Nowadays the politically correct term for an explosive is an energetic material and if you thought the world already has too many kinds of explosives available in quantities too high, please be informed that at least from the organic chemists point of view research into it is very much alive. Just a few examples from the recent literature.
Researchers at the University of Idaho go for high density salts as density is proportional to detonation velocity and proportional to the power of two of the detonation pressure (Huang et al. 2008 DOI). Citing Carnelley's rule they argue high density equals molecules with high symmetry. Another contributor to density is the presence of hydrogen bonds. For their ultimate target (a cousin of TNT) they reacted chloranil with sodium nitrite in water to a nitroanilate and then replaced the sodium cations by simple amine cations such as ammonium or tetrazolium .
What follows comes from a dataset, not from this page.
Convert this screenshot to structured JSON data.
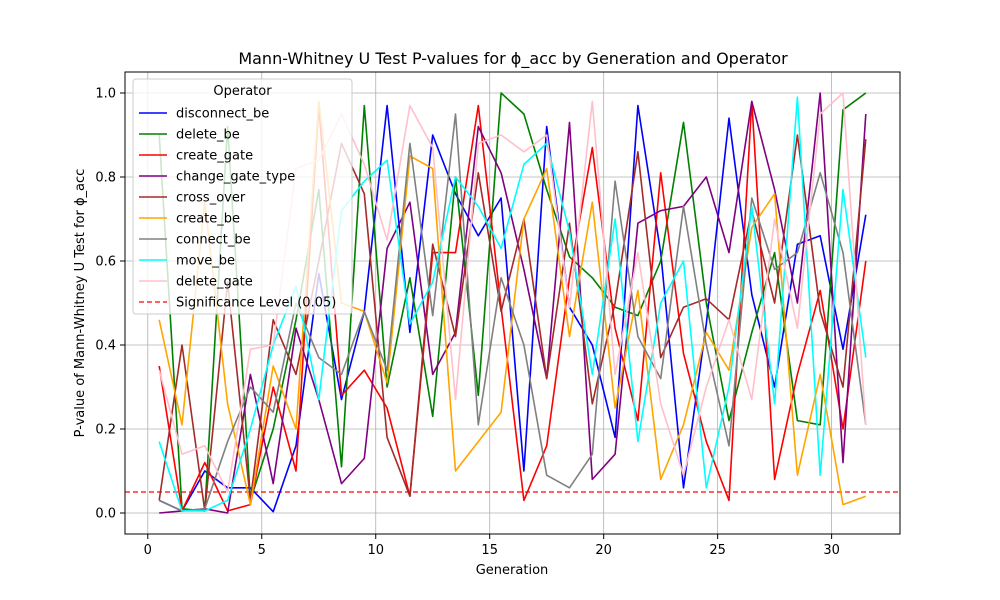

That ions high in nitrogen content contribute favorably to the heat of formation is a notion also advocated by a group of researchers at LMU (Energetic Materials Research). They (Klapötke et al. 2008 DOI) recently investigated picric acid (a well known explosive and a phenol!) pimped up with tetrazolium counterions. The researchers are happy to report that tetrazolium picrates are less sensitive than TNT and also release larger amounts of environmentally friendly nitrogen gas with less carbon soot residue.
Equally concerned with eco friendly explosives (...) are researchers from the State Key Laboratory of Explosion Science and Technology at the Beijing Institute of Technology who used diaminotetrazole (DAT, 84% N!) as ligand for cadmium in the novel explosive (Cd(DAT)6)(ClO4)2 (CUI et al. DOI). The publication reports that sensitivity tests reveal that the title compound has sensitive nature but also that Cd is one kind of toxic heavy metal and perchlorate may be a possible teratogen which may limit the utilization of the title compound as energetic materials to some extent.
Finally, researchers at the Los Alamos National Laboratory (High Explosives Science and Technology) recently came up with a novel explosive that can be melt-casted below 100°C. Melt casting is another desirable property, one shared with commercially available 3,3,1-trinitroazetidine (TNAZ). The compound (one related to PETN) was stumbled upon when a Kaplan-Shechter reaction misbehaved.
In step one (a coupling reaction) only the sodium persulfate remains as a Kaplan-Shechter reagent.